One newsagent a week ago asked me if I could look at his data and see what affect the loss of his paper rounds would have on their business. Although it is a country newsagency, they feel within five years they will lose their territory. Although they had a gut feel, but they wanted me to give them a second opinion.
The situation is that they do about a million dollars a year of which $600,000 a year is of newsagency items, and the rest is lotto. Account customers make up about 24.9% of total sales. Most of the customer account sales are for newspaper deliveries.
Although what our software does very well in providing information in the shop though many reports for shop layout, product placement, periods open, group sell, etc etc etc. This is not much good for speculative stuff.
For something like this you need what it is called is big data and data mining. What happens is a computer goes through your data using artificial intelligence, machine learning and statistics looking for patterns, trying to find something. It is all very fascinating and is a rather unique service we offer our clients.

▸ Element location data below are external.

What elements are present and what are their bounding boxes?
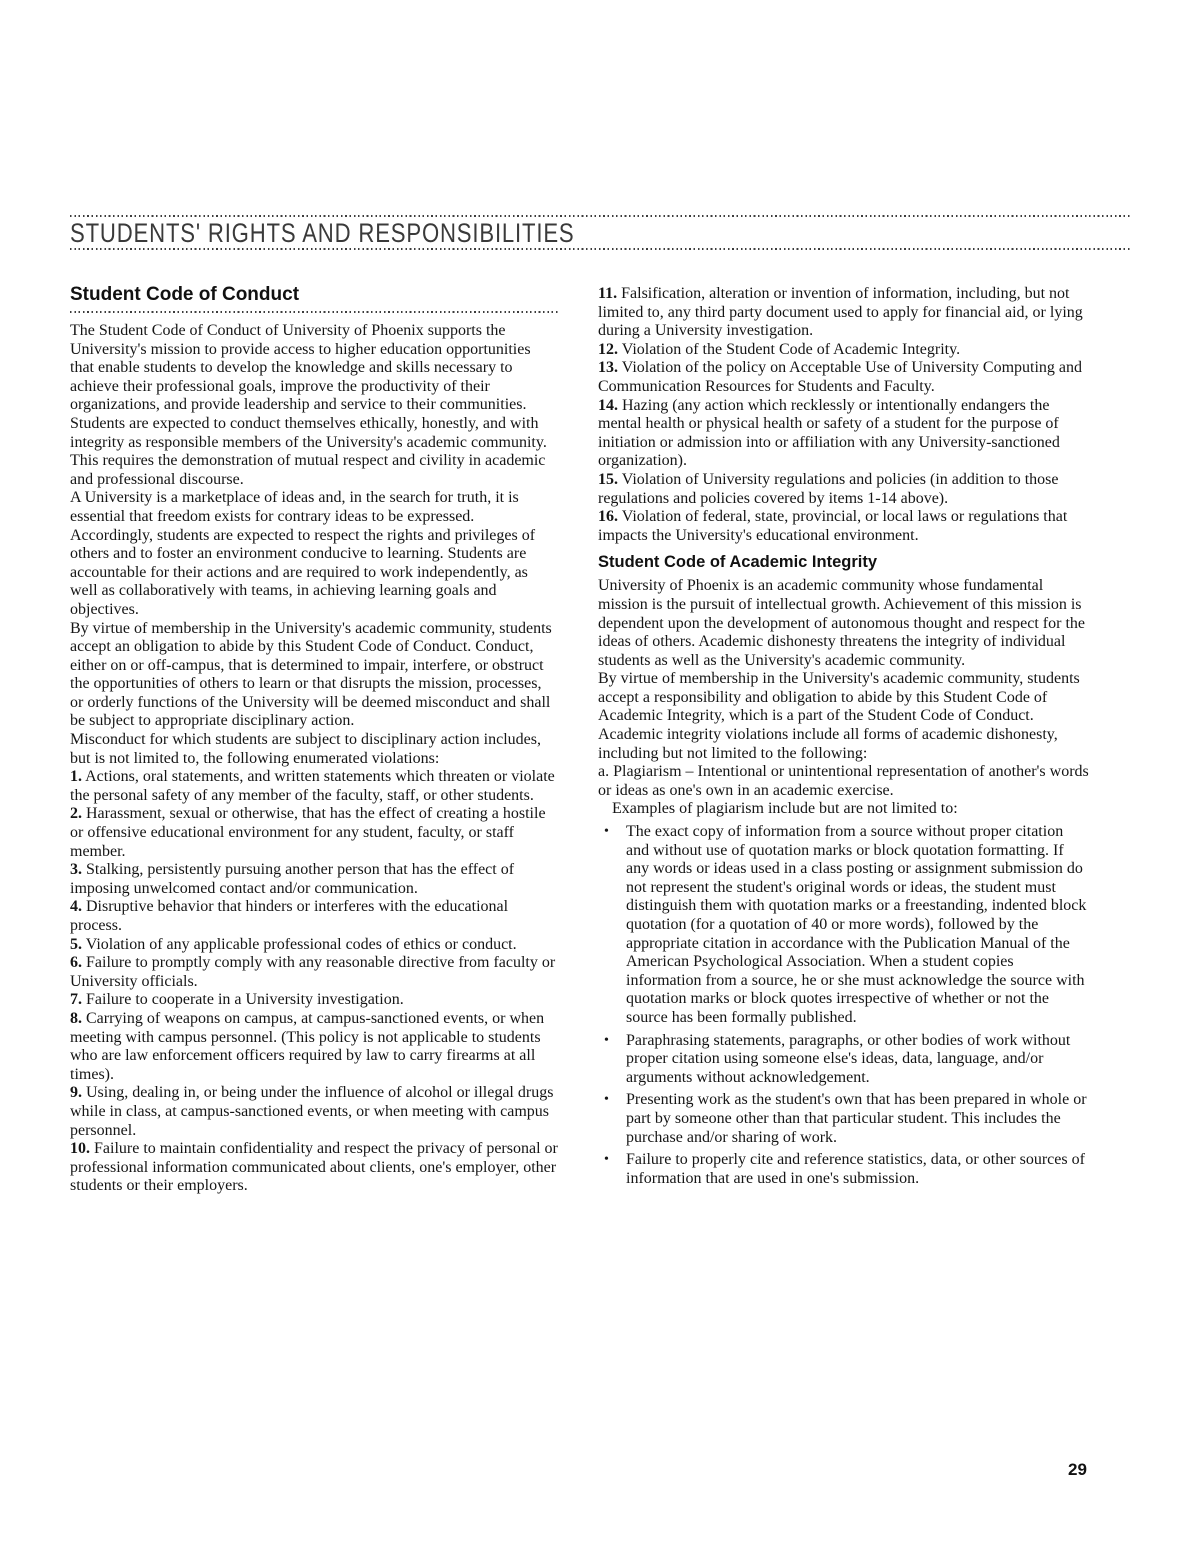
- item-text: Actions, oral statements, and written st…: [70, 768, 555, 804]
- item-text: Plagiarism – Intentional or unintentiona…: [598, 763, 1089, 799]
- item-number: 6.: [70, 954, 82, 971]
- section-heading-code-of-conduct: Student Code of Conduct: [70, 285, 558, 305]
- bullet-item: •Paraphrasing statements, paragraphs, or…: [598, 1032, 1090, 1088]
- left-column: Student Code of Conduct The Student Code…: [70, 285, 558, 1196]
- item-number: 14.: [598, 397, 618, 414]
- paragraph: Students are expected to conduct themsel…: [70, 415, 558, 489]
- heading-underline-rule: [70, 311, 558, 313]
- item-number: 8.: [70, 1010, 82, 1027]
- bullet-text: The exact copy of information from a sou…: [626, 823, 1086, 1026]
- item-text: Stalking, persistently pursuing another …: [70, 861, 514, 897]
- numbered-item-10: 10. Failure to maintain confidentiality …: [70, 1140, 558, 1196]
- item-text: Harassment, sexual or otherwise, that ha…: [70, 805, 546, 859]
- bullet-text: Failure to properly cite and reference s…: [626, 1151, 1085, 1187]
- bullet-item: •Failure to properly cite and reference …: [598, 1151, 1090, 1188]
- item-text: Hazing (any action which recklessly or i…: [598, 397, 1060, 470]
- page-number: 29: [1068, 1460, 1087, 1480]
- numbered-item-7: 7. Failure to cooperate in a University …: [70, 991, 558, 1010]
- right-column: 11. Falsification, alteration or inventi…: [598, 285, 1090, 1188]
- examples-intro: Examples of plagiarism include but are n…: [598, 800, 1090, 819]
- bullet-item: •The exact copy of information from a so…: [598, 823, 1090, 1028]
- item-letter: a.: [598, 763, 609, 780]
- item-number: 3.: [70, 861, 82, 878]
- item-text: Violation of University regulations and …: [598, 471, 1058, 507]
- item-text: Violation of any applicable professional…: [86, 936, 517, 953]
- bullet-text: Presenting work as the student's own tha…: [626, 1091, 1087, 1145]
- paragraph: The Student Code of Conduct of Universit…: [70, 322, 558, 415]
- bullet-icon: •: [604, 823, 609, 842]
- item-number: 4.: [70, 898, 82, 915]
- paragraph: Misconduct for which students are subjec…: [70, 731, 558, 768]
- item-text: Carrying of weapons on campus, at campus…: [70, 1010, 544, 1083]
- numbered-item-4: 4. Disruptive behavior that hinders or i…: [70, 898, 558, 935]
- item-number: 10.: [70, 1140, 90, 1157]
- bullet-text: Paraphrasing statements, paragraphs, or …: [626, 1032, 1070, 1086]
- item-text: Failure to promptly comply with any reas…: [70, 954, 555, 990]
- bullet-item: •Presenting work as the student's own th…: [598, 1091, 1090, 1147]
- section-heading-academic-integrity: Student Code of Academic Integrity: [598, 553, 1090, 572]
- numbered-item-11: 11. Falsification, alteration or inventi…: [598, 285, 1090, 341]
- lettered-item-a: a. Plagiarism – Intentional or unintenti…: [598, 763, 1090, 800]
- item-text: Violation of the policy on Acceptable Us…: [598, 359, 1082, 395]
- item-number: 15.: [598, 471, 618, 488]
- document-page: STUDENTS' RIGHTS AND RESPONSIBILITIES St…: [0, 0, 1200, 1553]
- paragraph: By virtue of membership in the Universit…: [70, 620, 558, 732]
- numbered-item-6: 6. Failure to promptly comply with any r…: [70, 954, 558, 991]
- item-text: Falsification, alteration or invention o…: [598, 285, 1083, 339]
- numbered-item-2: 2. Harassment, sexual or otherwise, that…: [70, 805, 558, 861]
- paragraph: A University is a marketplace of ideas a…: [70, 489, 558, 619]
- item-number: 12.: [598, 341, 618, 358]
- numbered-item-12: 12. Violation of the Student Code of Aca…: [598, 341, 1090, 360]
- bullet-icon: •: [604, 1032, 609, 1051]
- item-number: 16.: [598, 508, 618, 525]
- item-text: Failure to cooperate in a University inv…: [86, 991, 404, 1008]
- numbered-item-5: 5. Violation of any applicable professio…: [70, 936, 558, 955]
- numbered-item-1: 1. Actions, oral statements, and written…: [70, 768, 558, 805]
- numbered-item-13: 13. Violation of the policy on Acceptabl…: [598, 359, 1090, 396]
- plagiarism-examples-list: •The exact copy of information from a so…: [598, 823, 1090, 1188]
- numbered-item-16: 16. Violation of federal, state, provinc…: [598, 508, 1090, 545]
- numbered-item-9: 9. Using, dealing in, or being under the…: [70, 1084, 558, 1140]
- bullet-icon: •: [604, 1091, 609, 1110]
- item-text: Violation of federal, state, provincial,…: [598, 508, 1067, 544]
- item-number: 9.: [70, 1084, 82, 1101]
- item-number: 5.: [70, 936, 82, 953]
- item-number: 13.: [598, 359, 618, 376]
- header-bottom-rule: [70, 248, 1130, 250]
- item-text: Using, dealing in, or being under the in…: [70, 1084, 553, 1138]
- page-title: STUDENTS' RIGHTS AND RESPONSIBILITIES: [70, 218, 575, 249]
- numbered-item-8: 8. Carrying of weapons on campus, at cam…: [70, 1010, 558, 1084]
- header-top-rule: [70, 215, 1130, 217]
- numbered-item-3: 3. Stalking, persistently pursuing anoth…: [70, 861, 558, 898]
- item-text: Failure to maintain confidentiality and …: [70, 1140, 558, 1194]
- item-number: 2.: [70, 805, 82, 822]
- item-text: Disruptive behavior that hinders or inte…: [70, 898, 508, 934]
- bullet-icon: •: [604, 1151, 609, 1170]
- item-number: 1.: [70, 768, 82, 785]
- item-number: 7.: [70, 991, 82, 1008]
- item-text: Violation of the Student Code of Academi…: [622, 341, 960, 358]
- item-number: 11.: [598, 285, 617, 302]
- paragraph: University of Phoenix is an academic com…: [598, 577, 1090, 670]
- paragraph: By virtue of membership in the Universit…: [598, 670, 1090, 763]
- numbered-item-14: 14. Hazing (any action which recklessly …: [598, 397, 1090, 471]
- numbered-item-15: 15. Violation of University regulations …: [598, 471, 1090, 508]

So I looked through their data and was given pages and pages that looked like this.
In English, overall the computer seems to feel that for every dollar lost in customer accounts about 37 cents in retail will be lost to them in other departments. This 37 cents would include 3 cents in newspaper counter sales, a 10 cent drop in magazine sales, 8 cents in stationery and most of the rest in lotto assuming that nothing else's changes.
One point should be added is that things will change as if deliveries stop, the owner will be reducing the shop hours; this will affect sales too, but that is another story.